Warm January weather concerns De Anza students and faculty

Bay Area weather this January has become one of California’s hottest recorded winters as temperatures range from mid- to high 70s. Residents are beginning to worry.

Mary Poffenroth, environmental studies professor at De Anza College, said that the increase in temperature is part of a long-term process exacerbated by the wildfires last year.

“Having those wildfires is going to increase the greenhouse gases in the atmosphere and this traps a lot of heat close to the ground,” Poffenroth said.

The increasing frequency and severity of wildfires has made students more fearful of climate change.

“Having heat like this in January has me nervous for heat waves this summer and wildfire season in the fall,” said Sofia Thorstensen, 20, business major.

Will Schweitzer, 24, undeclared major, also said he was concerned about the increased temperatures.

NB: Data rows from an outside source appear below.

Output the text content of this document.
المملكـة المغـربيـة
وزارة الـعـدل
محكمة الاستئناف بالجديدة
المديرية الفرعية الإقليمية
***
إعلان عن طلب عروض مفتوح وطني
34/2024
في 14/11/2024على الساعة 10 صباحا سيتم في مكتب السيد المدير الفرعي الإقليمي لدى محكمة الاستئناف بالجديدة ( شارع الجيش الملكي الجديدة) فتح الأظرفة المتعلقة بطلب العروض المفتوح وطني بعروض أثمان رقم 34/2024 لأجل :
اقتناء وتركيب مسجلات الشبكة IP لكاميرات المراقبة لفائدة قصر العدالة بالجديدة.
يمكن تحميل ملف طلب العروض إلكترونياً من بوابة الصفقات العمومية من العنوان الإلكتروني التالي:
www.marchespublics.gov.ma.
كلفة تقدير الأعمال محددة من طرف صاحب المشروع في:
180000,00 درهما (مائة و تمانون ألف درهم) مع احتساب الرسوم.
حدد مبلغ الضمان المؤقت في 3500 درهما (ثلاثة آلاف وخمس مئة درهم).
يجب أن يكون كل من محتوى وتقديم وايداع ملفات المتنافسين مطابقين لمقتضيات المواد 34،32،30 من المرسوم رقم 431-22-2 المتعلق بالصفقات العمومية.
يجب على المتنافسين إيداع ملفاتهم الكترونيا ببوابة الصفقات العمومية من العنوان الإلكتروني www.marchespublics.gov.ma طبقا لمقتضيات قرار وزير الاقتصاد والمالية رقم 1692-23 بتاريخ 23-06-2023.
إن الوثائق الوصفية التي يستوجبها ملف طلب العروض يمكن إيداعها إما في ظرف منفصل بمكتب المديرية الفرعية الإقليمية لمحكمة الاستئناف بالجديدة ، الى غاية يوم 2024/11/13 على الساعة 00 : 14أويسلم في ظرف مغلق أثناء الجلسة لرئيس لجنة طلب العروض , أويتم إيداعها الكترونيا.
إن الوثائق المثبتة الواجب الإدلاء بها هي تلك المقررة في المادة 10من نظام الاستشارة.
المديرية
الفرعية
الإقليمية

“I used to live in Southern California, so I’m used to weather like this,” Schweitzer said. “But not here and this hot in January.”

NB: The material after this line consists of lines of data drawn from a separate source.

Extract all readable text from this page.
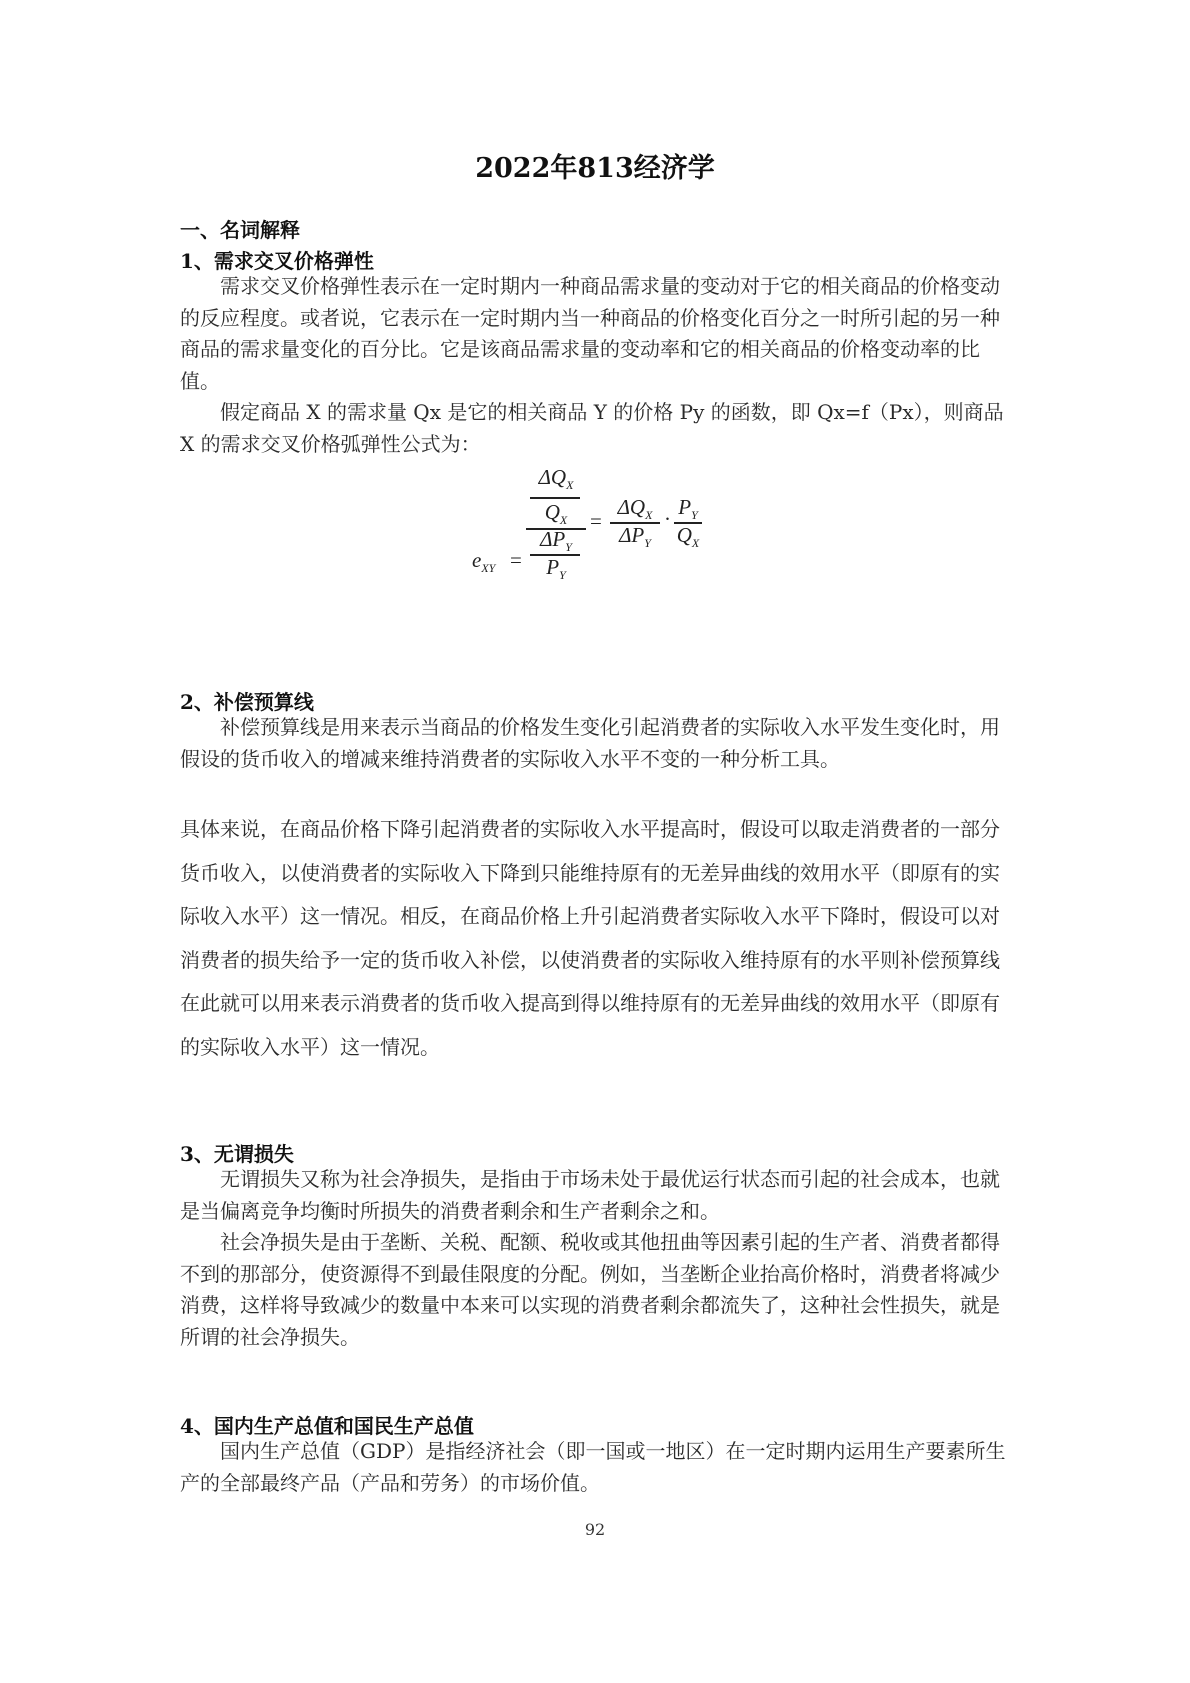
2022年813经济学
一、名词解释
1、需求交叉价格弹性
需求交叉价格弹性表示在一定时期内一种商品需求量的变动对于它的相关商品的价格变动的反应程度。或者说，它表示在一定时期内当一种商品的价格变化百分之一时所引起的另一种商品的需求量变化的百分比。它是该商品需求量的变动率和它的相关商品的价格变动率的比值。
假定商品 X 的需求量 Qx 是它的相关商品 Y 的价格 Py 的函数，即 Qx=f（Px），则商品 X 的需求交叉价格弧弹性公式为：
$e_{XY}$ =
$\Delta Q_X$
$Q_X$
$\Delta P_Y$
$P_Y$
=
$\Delta Q_X$
$\Delta P_Y$
· $P_Y$
$Q_X$
2、补偿预算线
补偿预算线是用来表示当商品的价格发生变化引起消费者的实际收入水平发生变化时，用假设的货币收入的增减来维持消费者的实际收入水平不变的一种分析工具。
具体来说，在商品价格下降引起消费者的实际收入水平提高时，假设可以取走消费者的一部分货币收入，以使消费者的实际收入下降到只能维持原有的无差异曲线的效用水平（即原有的实际收入水平）这一情况。相反，在商品价格上升引起消费者实际收入水平下降时，假设可以对消费者的损失给予一定的货币收入补偿，以使消费者的实际收入维持原有的水平则补偿预算线在此就可以用来表示消费者的货币收入提高到得以维持原有的无差异曲线的效用水平（即原有的实际收入水平）这一情况。
3、无谓损失
无谓损失又称为社会净损失，是指由于市场未处于最优运行状态而引起的社会成本，也就是当偏离竞争均衡时所损失的消费者剩余和生产者剩余之和。
社会净损失是由于垄断、关税、配额、税收或其他扭曲等因素引起的生产者、消费者都得不到的那部分，使资源得不到最佳限度的分配。例如，当垄断企业抬高价格时，消费者将减少消费，这样将导致减少的数量中本来可以实现的消费者剩余都流失了，这种社会性损失，就是所谓的社会净损失。
4、国内生产总值和国民生产总值
国内生产总值（GDP）是指经济社会（即一国或一地区）在一定时期内运用生产要素所生产的全部最终产品（产品和劳务）的市场价值。
92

They said they worry about the possibility of more wildfires in the fall.
“The fires last year were so drastic and I don’t want to have to go through that again,” Schweitzer said. “But I’m sure it’s going to happen again this fall, if not worse.”

Thorstensen said she fears that this won’t be stopped easily.

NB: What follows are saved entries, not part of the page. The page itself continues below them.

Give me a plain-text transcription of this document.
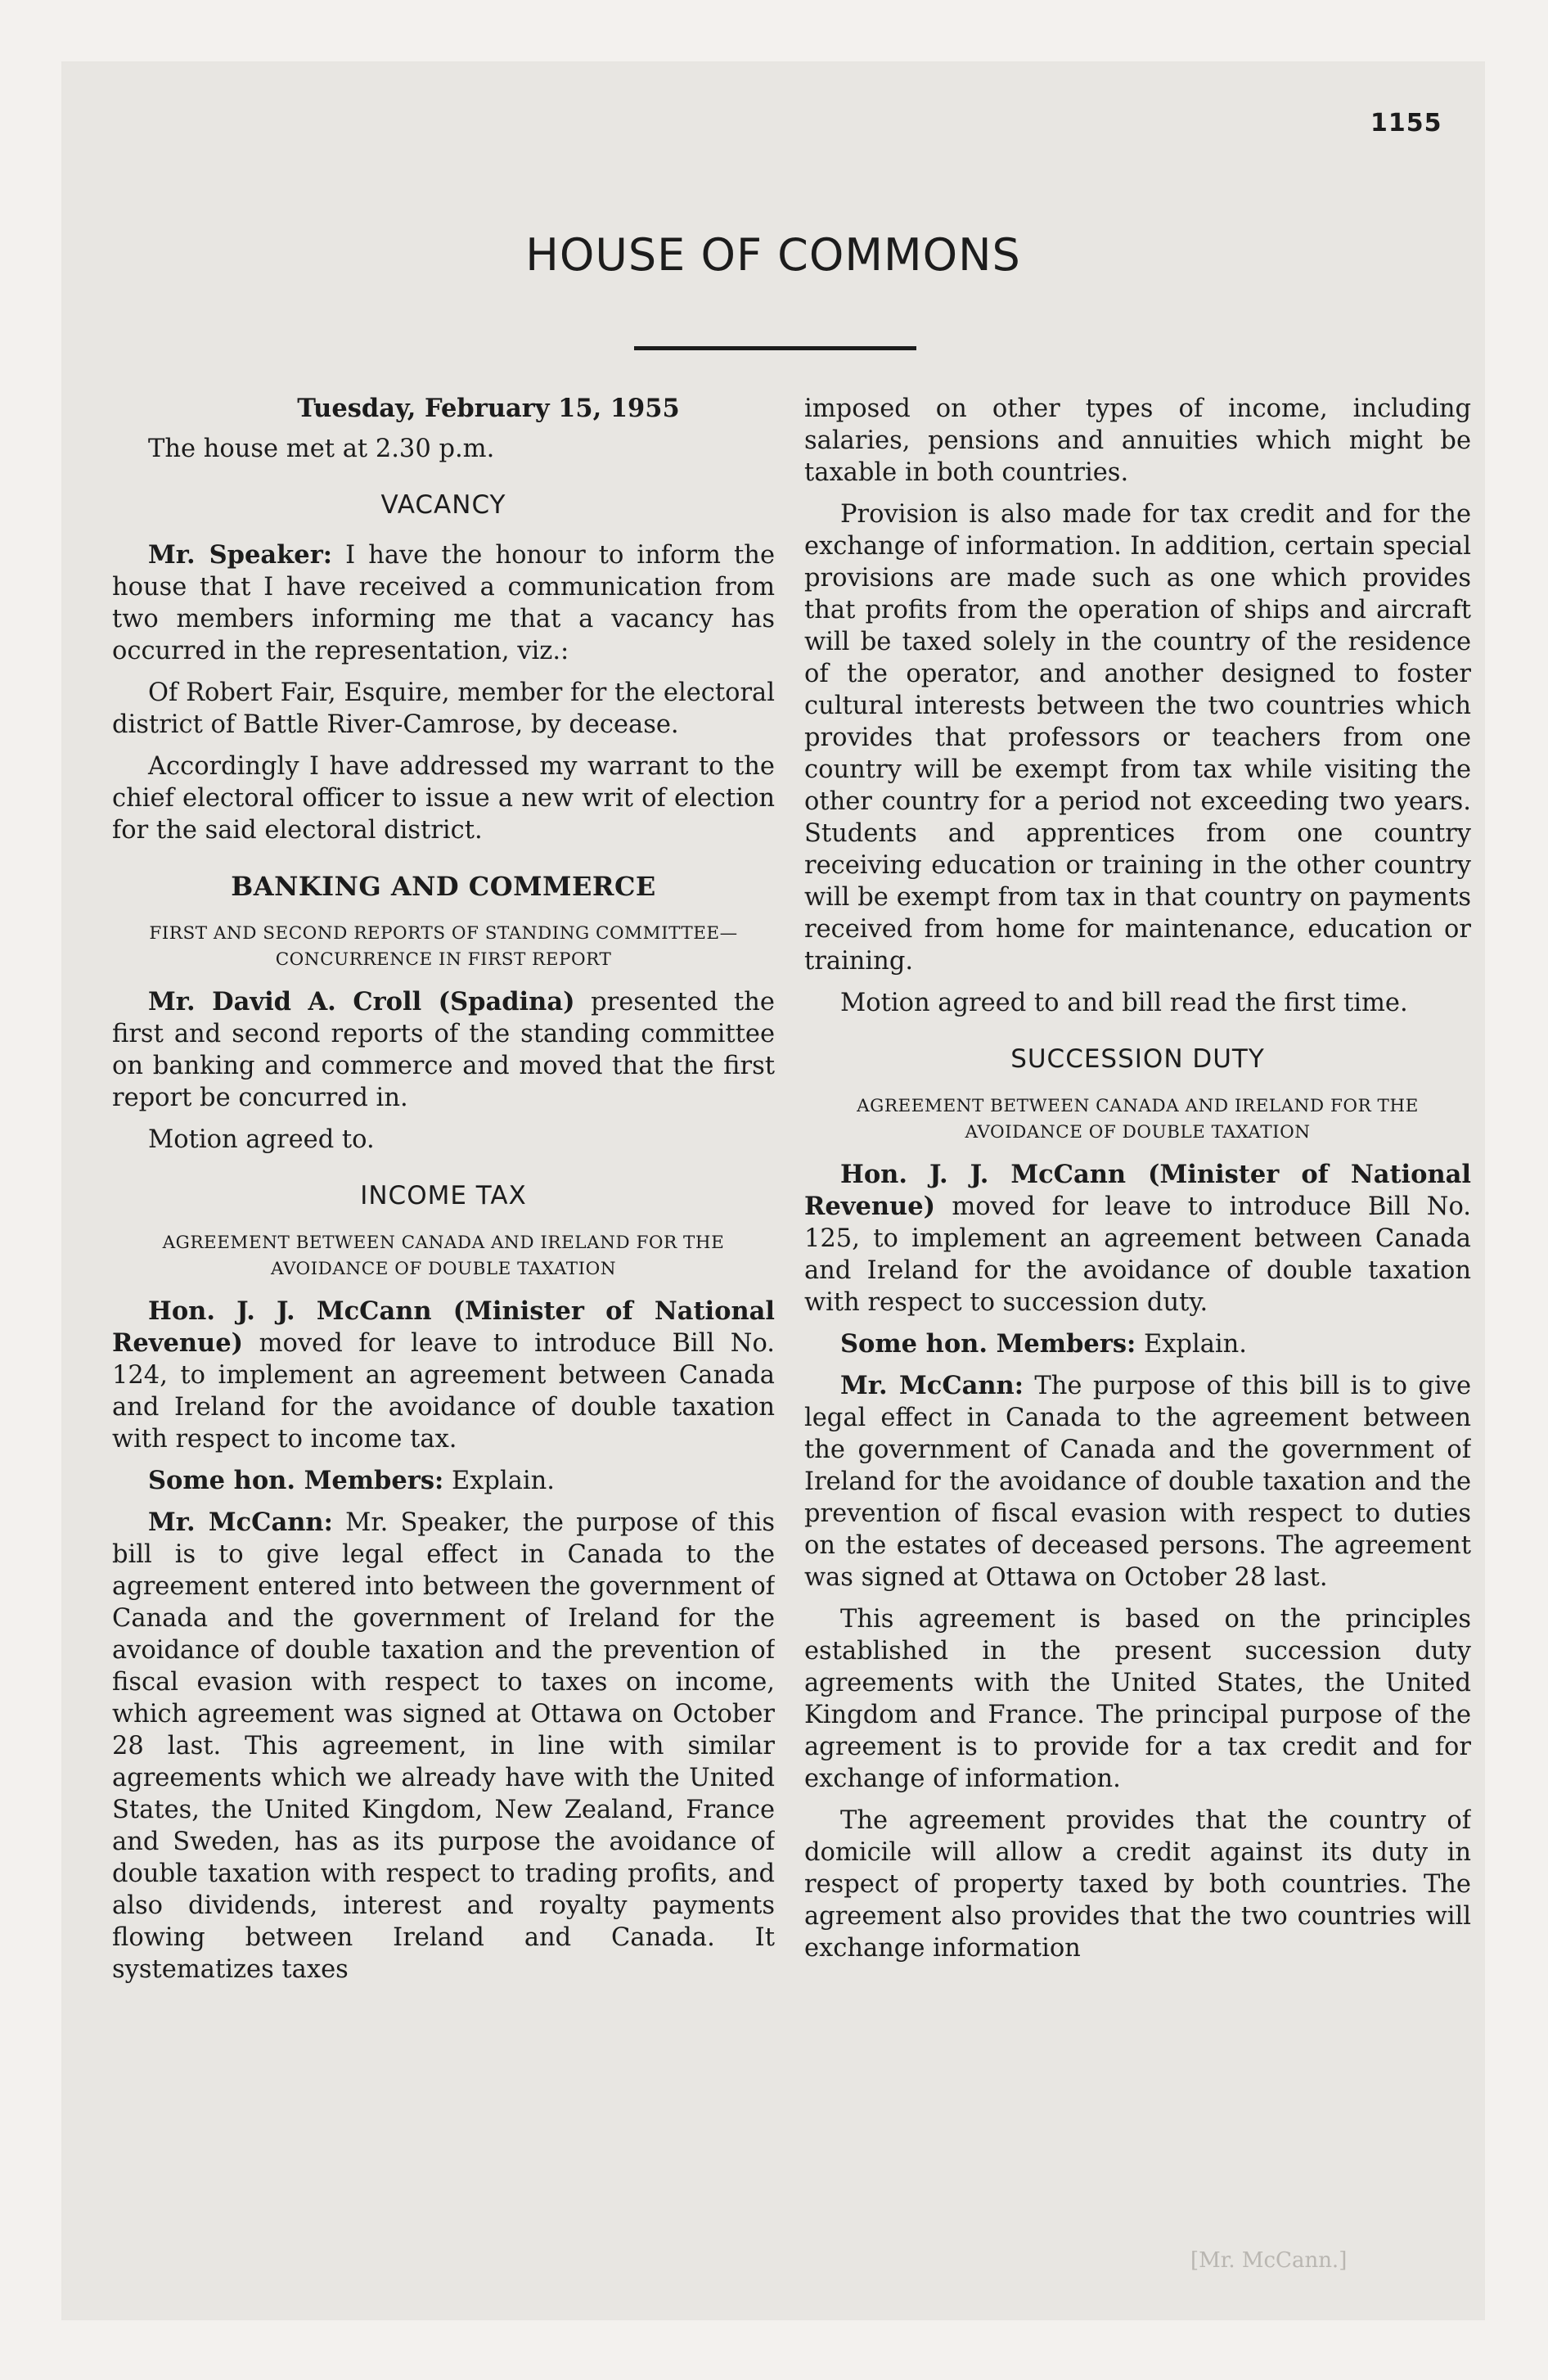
1155
HOUSE OF COMMONS

Tuesday, February 15, 1955

The house met at 2.30 p.m.

VACANCY

Mr. Speaker: I have the honour to inform the house that I have received a communication from two members informing me that a vacancy has occurred in the representation, viz.:

Of Robert Fair, Esquire, member for the electoral district of Battle River-Camrose, by decease.

Accordingly I have addressed my warrant to the chief electoral officer to issue a new writ of election for the said electoral district.

BANKING AND COMMERCE
FIRST AND SECOND REPORTS OF STANDING COMMITTEE—CONCURRENCE IN FIRST REPORT

Mr. David A. Croll (Spadina) presented the first and second reports of the standing committee on banking and commerce and moved that the first report be concurred in.

Motion agreed to.

INCOME TAX
AGREEMENT BETWEEN CANADA AND IRELAND FOR THE AVOIDANCE OF DOUBLE TAXATION

Hon. J. J. McCann (Minister of National Revenue) moved for leave to introduce Bill No. 124, to implement an agreement between Canada and Ireland for the avoidance of double taxation with respect to income tax.

Some hon. Members: Explain.

Mr. McCann: Mr. Speaker, the purpose of this bill is to give legal effect in Canada to the agreement entered into between the government of Canada and the government of Ireland for the avoidance of double taxation and the prevention of fiscal evasion with respect to taxes on income, which agreement was signed at Ottawa on October 28 last. This agreement, in line with similar agreements which we already have with the United States, the United Kingdom, New Zealand, France and Sweden, has as its purpose the avoidance of double taxation with respect to trading profits, and also dividends, interest and royalty payments flowing between Ireland and Canada. It systematizes taxes

imposed on other types of income, including salaries, pensions and annuities which might be taxable in both countries.

Provision is also made for tax credit and for the exchange of information. In addition, certain special provisions are made such as one which provides that profits from the operation of ships and aircraft will be taxed solely in the country of the residence of the operator, and another designed to foster cultural interests between the two countries which provides that professors or teachers from one country will be exempt from tax while visiting the other country for a period not exceeding two years. Students and apprentices from one country receiving education or training in the other country will be exempt from tax in that country on payments received from home for maintenance, education or training.

Motion agreed to and bill read the first time.

SUCCESSION DUTY
AGREEMENT BETWEEN CANADA AND IRELAND FOR THE AVOIDANCE OF DOUBLE TAXATION

Hon. J. J. McCann (Minister of National Revenue) moved for leave to introduce Bill No. 125, to implement an agreement between Canada and Ireland for the avoidance of double taxation with respect to succession duty.

Some hon. Members: Explain.

Mr. McCann: The purpose of this bill is to give legal effect in Canada to the agreement between the government of Canada and the government of Ireland for the avoidance of double taxation and the prevention of fiscal evasion with respect to duties on the estates of deceased persons. The agreement was signed at Ottawa on October 28 last.

This agreement is based on the principles established in the present succession duty agreements with the United States, the United Kingdom and France. The principal purpose of the agreement is to provide for a tax credit and for exchange of information.

The agreement provides that the country of domicile will allow a credit against its duty in respect of property taxed by both countries. The agreement also provides that the two countries will exchange information

[Mr. McCann.]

“Climate change is terrifyingly real,” said Thorstensen. “There are things we can do to help, but I think big corporations are severely hurting our planet and causing these rising temperatures.”

Poffenroth said people can decrease pollution and avoid higher energy bills by conserving energy between 4-9 p.m. This involves reducing use of heaters and air conditioning, not doing laundry and turning off the dishwasher during these hours.

“Climate is a long term thing,” Poffenroth said. “[It] is associated with how we are managing not just the fires but the entire planet.”